Lent Day 29: It’s fine. Everything’s fine.
I cry aloud to God, aloud to God, that he may hear me. In the day of my trouble I seek the Lord; in the night my hand is stretched out without wearying; my soul refuses to be comforted. I think of God, and I moan; I meditate, and my spirit faints. You keep my eyelids from closing; I am so troubled that I cannot speak. —Psalm 77
“I’m fine. It’s fine. Everything is fine.” So many of my clients have recited these words for so long they have forgotten how to acknowledge their real pain. I have found that people will quietly endure pain described in this psalm for weeks, months, or even years on end, until they finally become overwhelmed. This often takes the form of a divorce, an arrest, or a suicide attempt.
What do we do during the “day of trouble?” We cry aloud to God to find comfort, but for some reason, “my soul refuses to be comforted.” We lose sleep, and we cannot even describe the anguish we are in. On top of all of this, we experience a theological crisis: “God promised to never leave or forsake me, but now he has turned his back on me.”
Occasionally, clients will reveal that they have reached out to God during dark times, but they felt all they received was silence. They asked for relief from the pain but they feel forgotten. They are praying like they’ve never prayed before, but still their pain overwhelms. “Has God forgotten to be gracious?” (v. 9).

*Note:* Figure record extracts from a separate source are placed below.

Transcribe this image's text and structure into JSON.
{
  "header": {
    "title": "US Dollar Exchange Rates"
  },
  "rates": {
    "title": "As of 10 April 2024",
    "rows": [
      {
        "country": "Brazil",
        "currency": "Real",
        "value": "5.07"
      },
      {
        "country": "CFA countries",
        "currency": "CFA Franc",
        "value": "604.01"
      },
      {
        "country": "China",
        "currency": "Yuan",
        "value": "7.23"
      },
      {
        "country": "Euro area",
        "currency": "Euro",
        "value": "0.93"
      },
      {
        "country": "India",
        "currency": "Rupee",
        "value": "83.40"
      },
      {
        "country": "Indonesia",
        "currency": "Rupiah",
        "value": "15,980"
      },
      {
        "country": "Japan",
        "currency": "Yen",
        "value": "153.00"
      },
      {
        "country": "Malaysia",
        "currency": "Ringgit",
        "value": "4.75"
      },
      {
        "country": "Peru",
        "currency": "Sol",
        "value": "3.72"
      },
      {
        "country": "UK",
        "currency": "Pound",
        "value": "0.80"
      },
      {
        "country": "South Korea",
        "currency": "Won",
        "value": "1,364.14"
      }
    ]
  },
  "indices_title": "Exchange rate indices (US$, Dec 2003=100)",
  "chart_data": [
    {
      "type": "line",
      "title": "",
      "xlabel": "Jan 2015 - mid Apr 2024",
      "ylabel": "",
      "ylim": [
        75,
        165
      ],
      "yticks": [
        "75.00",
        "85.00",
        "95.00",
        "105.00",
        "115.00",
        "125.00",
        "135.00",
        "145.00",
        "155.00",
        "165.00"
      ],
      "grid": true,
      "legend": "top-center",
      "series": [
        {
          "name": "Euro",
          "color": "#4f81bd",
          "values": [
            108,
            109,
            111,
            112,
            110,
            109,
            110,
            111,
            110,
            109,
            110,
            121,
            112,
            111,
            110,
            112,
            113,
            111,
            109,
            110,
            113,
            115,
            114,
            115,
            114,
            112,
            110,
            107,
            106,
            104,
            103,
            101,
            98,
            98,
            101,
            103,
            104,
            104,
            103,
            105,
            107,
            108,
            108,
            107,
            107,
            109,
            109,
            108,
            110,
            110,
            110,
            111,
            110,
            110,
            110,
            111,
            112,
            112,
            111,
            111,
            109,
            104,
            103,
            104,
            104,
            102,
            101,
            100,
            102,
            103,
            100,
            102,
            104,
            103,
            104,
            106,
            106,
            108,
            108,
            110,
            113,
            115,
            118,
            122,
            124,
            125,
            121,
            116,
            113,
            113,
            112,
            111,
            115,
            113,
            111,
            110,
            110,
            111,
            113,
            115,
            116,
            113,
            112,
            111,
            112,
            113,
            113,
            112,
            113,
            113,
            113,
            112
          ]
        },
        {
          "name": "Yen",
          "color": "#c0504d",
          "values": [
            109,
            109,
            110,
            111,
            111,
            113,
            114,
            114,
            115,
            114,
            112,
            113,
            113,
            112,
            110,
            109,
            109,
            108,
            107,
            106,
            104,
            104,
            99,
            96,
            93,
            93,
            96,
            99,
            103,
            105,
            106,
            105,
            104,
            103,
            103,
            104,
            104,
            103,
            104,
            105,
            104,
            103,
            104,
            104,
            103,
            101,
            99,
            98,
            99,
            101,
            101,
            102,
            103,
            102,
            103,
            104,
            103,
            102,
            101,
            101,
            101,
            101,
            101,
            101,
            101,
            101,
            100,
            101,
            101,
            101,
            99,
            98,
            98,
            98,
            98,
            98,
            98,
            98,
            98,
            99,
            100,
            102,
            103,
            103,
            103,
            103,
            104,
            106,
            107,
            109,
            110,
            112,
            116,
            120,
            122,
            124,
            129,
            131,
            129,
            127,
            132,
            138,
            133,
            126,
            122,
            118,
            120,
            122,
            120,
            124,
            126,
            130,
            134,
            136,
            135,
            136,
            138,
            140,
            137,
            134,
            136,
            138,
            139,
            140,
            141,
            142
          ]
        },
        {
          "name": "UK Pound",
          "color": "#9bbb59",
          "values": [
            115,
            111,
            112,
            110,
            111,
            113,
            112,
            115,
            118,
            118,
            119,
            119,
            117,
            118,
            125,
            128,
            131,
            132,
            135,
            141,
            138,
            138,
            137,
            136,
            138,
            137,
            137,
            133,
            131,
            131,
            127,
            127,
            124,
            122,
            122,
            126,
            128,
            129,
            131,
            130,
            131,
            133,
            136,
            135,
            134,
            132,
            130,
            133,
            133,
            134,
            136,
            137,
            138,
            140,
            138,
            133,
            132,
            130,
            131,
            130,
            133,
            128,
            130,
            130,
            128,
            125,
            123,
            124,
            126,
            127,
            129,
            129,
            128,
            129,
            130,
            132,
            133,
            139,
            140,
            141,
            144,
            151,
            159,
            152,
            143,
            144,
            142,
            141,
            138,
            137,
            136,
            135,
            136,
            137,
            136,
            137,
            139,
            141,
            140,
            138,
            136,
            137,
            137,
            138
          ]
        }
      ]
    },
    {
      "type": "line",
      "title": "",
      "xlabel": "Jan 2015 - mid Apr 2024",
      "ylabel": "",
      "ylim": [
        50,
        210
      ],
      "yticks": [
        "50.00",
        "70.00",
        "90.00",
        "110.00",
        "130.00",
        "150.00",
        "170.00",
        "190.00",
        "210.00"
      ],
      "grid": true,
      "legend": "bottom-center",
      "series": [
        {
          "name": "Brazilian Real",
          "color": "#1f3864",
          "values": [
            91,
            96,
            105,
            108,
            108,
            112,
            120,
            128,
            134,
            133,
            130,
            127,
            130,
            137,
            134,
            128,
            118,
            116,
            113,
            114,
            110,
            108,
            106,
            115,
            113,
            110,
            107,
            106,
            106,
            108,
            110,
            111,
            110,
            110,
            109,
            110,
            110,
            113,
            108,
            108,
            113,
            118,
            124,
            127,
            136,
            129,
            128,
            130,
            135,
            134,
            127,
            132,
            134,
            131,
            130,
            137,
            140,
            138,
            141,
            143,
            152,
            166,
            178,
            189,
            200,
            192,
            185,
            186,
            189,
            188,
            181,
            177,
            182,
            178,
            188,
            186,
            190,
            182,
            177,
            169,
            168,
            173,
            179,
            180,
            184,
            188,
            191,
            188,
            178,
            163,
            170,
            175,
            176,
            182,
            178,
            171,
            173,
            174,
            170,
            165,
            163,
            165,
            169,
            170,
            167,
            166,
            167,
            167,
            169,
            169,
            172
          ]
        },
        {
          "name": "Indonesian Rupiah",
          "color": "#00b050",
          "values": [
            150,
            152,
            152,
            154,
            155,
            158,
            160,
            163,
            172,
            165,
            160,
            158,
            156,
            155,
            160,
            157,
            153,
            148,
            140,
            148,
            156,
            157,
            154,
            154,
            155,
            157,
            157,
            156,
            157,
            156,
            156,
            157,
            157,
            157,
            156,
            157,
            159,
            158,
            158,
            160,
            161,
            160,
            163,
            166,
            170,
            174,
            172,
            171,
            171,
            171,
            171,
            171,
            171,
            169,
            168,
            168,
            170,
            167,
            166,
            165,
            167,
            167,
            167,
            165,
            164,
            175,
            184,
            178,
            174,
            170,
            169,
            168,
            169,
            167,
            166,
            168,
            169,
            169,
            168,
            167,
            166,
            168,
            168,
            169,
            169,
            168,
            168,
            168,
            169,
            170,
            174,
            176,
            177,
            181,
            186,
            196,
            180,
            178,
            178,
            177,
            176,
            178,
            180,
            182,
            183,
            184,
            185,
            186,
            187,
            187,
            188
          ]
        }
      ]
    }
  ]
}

Perhaps that is the whole point. Scripture reminds us over and over that God is merciful and abounding in steadfast love (Exodus 34:6–7), that God never changes (Hebrews 13:8), and that God desires an intimate relationship with his people (Isaiah 43:1; Jeremiah 31:33). Scripture assures us that God is our everlasting hope. Because of these promises, I do not believe that God causes our suffering. I do believe He can certainly use our suffering so that we might “cry aloud to God,” “think of God,” and “meditate and search my spirit.” The psalmist reminds us that even amid our suffering, it is out of God’s character to spurn or abandon, to be unloving or to withhold compassion. Even on our darkest days, God is inseparable from his goodness and mercy. For that, as we draw ever closer to the cross, we can persevere.